Things I’ve Done Lately That Aren’t Quite Blogging

In an ideal world, I’d be posting to my blog on Tuesdays and Fridays. Since the world is not ideal and my blog isn’t my only creative outlet, instead of bringing you some fresh Original Content, here’s a look at some of the not quite blogging stuff I’ve done lately.

Archive 408: San Jose Time Capsule

Archive 408 is a project by local writers October Montoya and Li Patron that I’ve been eating up lately. When they put out a call for submissions for a San Jose time capsule, my contribution to this project will surprise absolutely no one. I wrote about Little Portugal.

Working under the constraint of such a tiny word count was surprisingly liberating. On the other hand, I want to write more about how my community is changing and the mixed blessings of assimilation and gentrification.

Submissions are currently open for Volume 2 of Archive 408’s Living Histories project. This time around, Queer Stories of San Jose is the prompt. That means I’m sitting this one out, but if you have a story to share, I highly recommend submitting.
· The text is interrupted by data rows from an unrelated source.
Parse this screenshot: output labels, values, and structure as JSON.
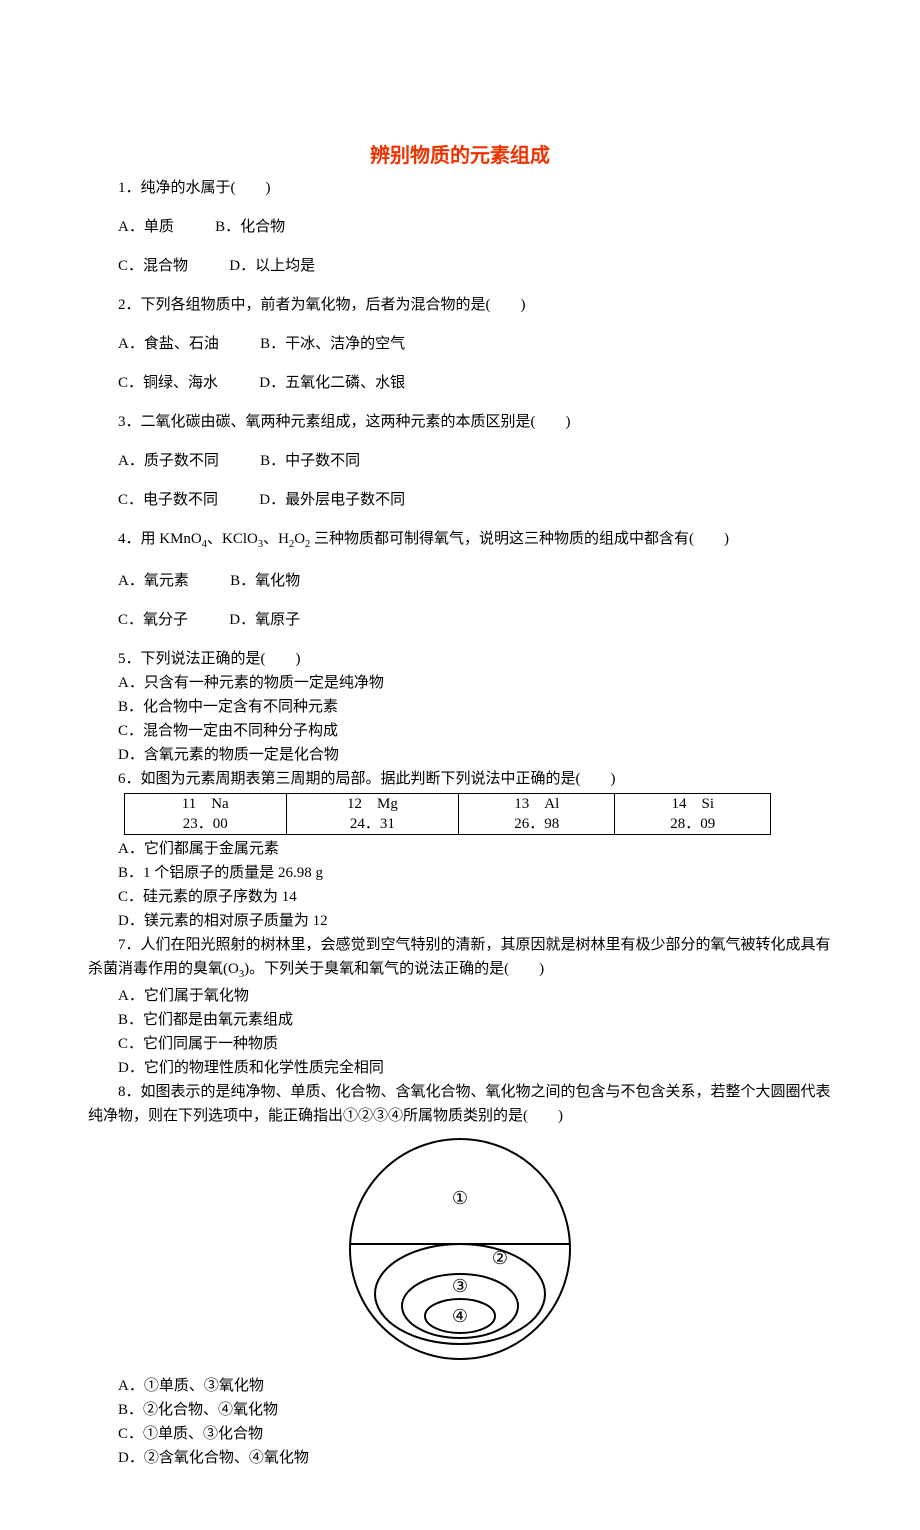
{
  "title": "辨别物质的元素组成",
  "q1": {
    "stem": "1．纯净的水属于(　　)",
    "A": "A．单质",
    "B": "B．化合物",
    "C": "C．混合物",
    "D": "D．以上均是"
  },
  "q2": {
    "stem": "2．下列各组物质中，前者为氧化物，后者为混合物的是(　　)",
    "A": "A．食盐、石油",
    "B": "B．干冰、洁净的空气",
    "C": "C．铜绿、海水",
    "D": "D．五氧化二磷、水银"
  },
  "q3": {
    "stem": "3．二氧化碳由碳、氧两种元素组成，这两种元素的本质区别是(　　)",
    "A": "A．质子数不同",
    "B": "B．中子数不同",
    "C": "C．电子数不同",
    "D": "D．最外层电子数不同"
  },
  "q4": {
    "stem_a": "4．用 KMnO",
    "stem_b": "、KClO",
    "stem_c": "、H",
    "stem_d": "O",
    "stem_e": " 三种物质都可制得氧气，说明这三种物质的组成中都含有(　　)",
    "A": "A．氧元素",
    "B": "B．氧化物",
    "C": "C．氧分子",
    "D": "D．氧原子"
  },
  "q5": {
    "stem": "5．下列说法正确的是(　　)",
    "A": "A．只含有一种元素的物质一定是纯净物",
    "B": "B．化合物中一定含有不同种元素",
    "C": "C．混合物一定由不同种分子构成",
    "D": "D．含氧元素的物质一定是化合物"
  },
  "q6": {
    "stem": "6．如图为元素周期表第三周期的局部。据此判断下列说法中正确的是(　　)",
    "cells": {
      "c1a": "11　Na",
      "c1b": "23．00",
      "c2a": "12　Mg",
      "c2b": "24．31",
      "c3a": "13　Al",
      "c3b": "26．98",
      "c4a": "14　Si",
      "c4b": "28．09"
    },
    "A": "A．它们都属于金属元素",
    "B": "B．1 个铝原子的质量是 26.98 g",
    "C": "C．硅元素的原子序数为 14",
    "D": "D．镁元素的相对原子质量为 12"
  },
  "q7": {
    "stem_a": "7．人们在阳光照射的树林里，会感觉到空气特别的清新，其原因就是树林里有极少部分的氧气被转化成具有杀菌消毒作用的臭氧(O",
    "stem_b": ")。下列关于臭氧和氧气的说法正确的是(　　)",
    "A": "A．它们属于氧化物",
    "B": "B．它们都是由氧元素组成",
    "C": "C．它们同属于一种物质",
    "D": "D．它们的物理性质和化学性质完全相同"
  },
  "q8": {
    "stem": "8．如图表示的是纯净物、单质、化合物、含氧化合物、氧化物之间的包含与不包含关系，若整个大圆圈代表纯净物，则在下列选项中，能正确指出①②③④所属物质类别的是(　　)",
    "labels": {
      "l1": "①",
      "l2": "②",
      "l3": "③",
      "l4": "④"
    },
    "A": "A．①单质、③氧化物",
    "B": "B．②化合物、④氧化物",
    "C": "C．①单质、③化合物",
    "D": "D．②含氧化合物、④氧化物"
  }
}
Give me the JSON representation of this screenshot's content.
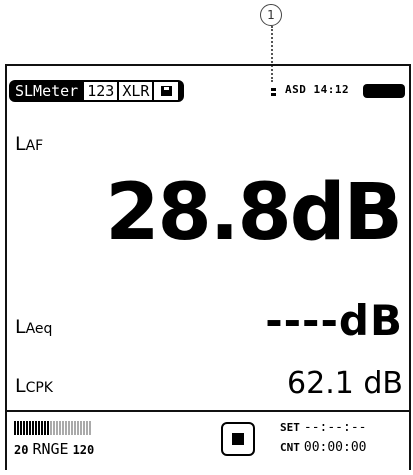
{
  "callout": {
    "number": "1"
  },
  "status_bar": {
    "app_tab": "SLMeter",
    "tabs": [
      "123",
      "XLR"
    ],
    "status_text": "ASD 14:12"
  },
  "measurements": {
    "laf": {
      "label_main": "L",
      "label_sub": "AF",
      "value": "28.8dB"
    },
    "laeq": {
      "label_main": "L",
      "label_sub": "Aeq",
      "value": "----dB"
    },
    "lcpk": {
      "label_main": "L",
      "label_sub": "CPK",
      "value": "62.1 dB"
    }
  },
  "footer": {
    "range_low": "20",
    "range_label": "RNGE",
    "range_high": "120",
    "set_label": "SET",
    "set_value": "--:--:--",
    "cnt_label": "CNT",
    "cnt_value": "00:00:00"
  }
}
Submissions are open until October 15.

Season 3 of West Coast Bias

Once upon a time, two beaters in red and black that liked hearing themselves talk started a podcast. Because really, what else are two smart asses with liberal arts degrees and a very niche hobby going to do with their spare time?

While Ryan and I had recorded a handful of podcasts together before, West Coast Bias was the beginning of something I’ve believed in for a long time: regional coverage.

High level stuff is great and has a broader audience, but people want to hear about what’s going on in their communities. (Can you tell that I’ve been a local reporter on and off for the last few years?)

I wish there was more of it in quidditch… but having done this for a few years now, I know just how hard it is to have an opinion in public. Sometimes you’re going to be too busy. Sometimes you’re going to be wrong. Sometimes people are going to roast you for it. And sometimes they’ll roast you for no reason at all.

I didn’t always know what I was doing and I was often woefully unprepared when we first started out, but I’m so grateful to have had Ryan with me. Splitting the load of editing, outlining, researching, learning (eventually) how to pronounce names, and keeping the other sane and feeling valid is how we’ve managed to keep at this as long as we’ve had.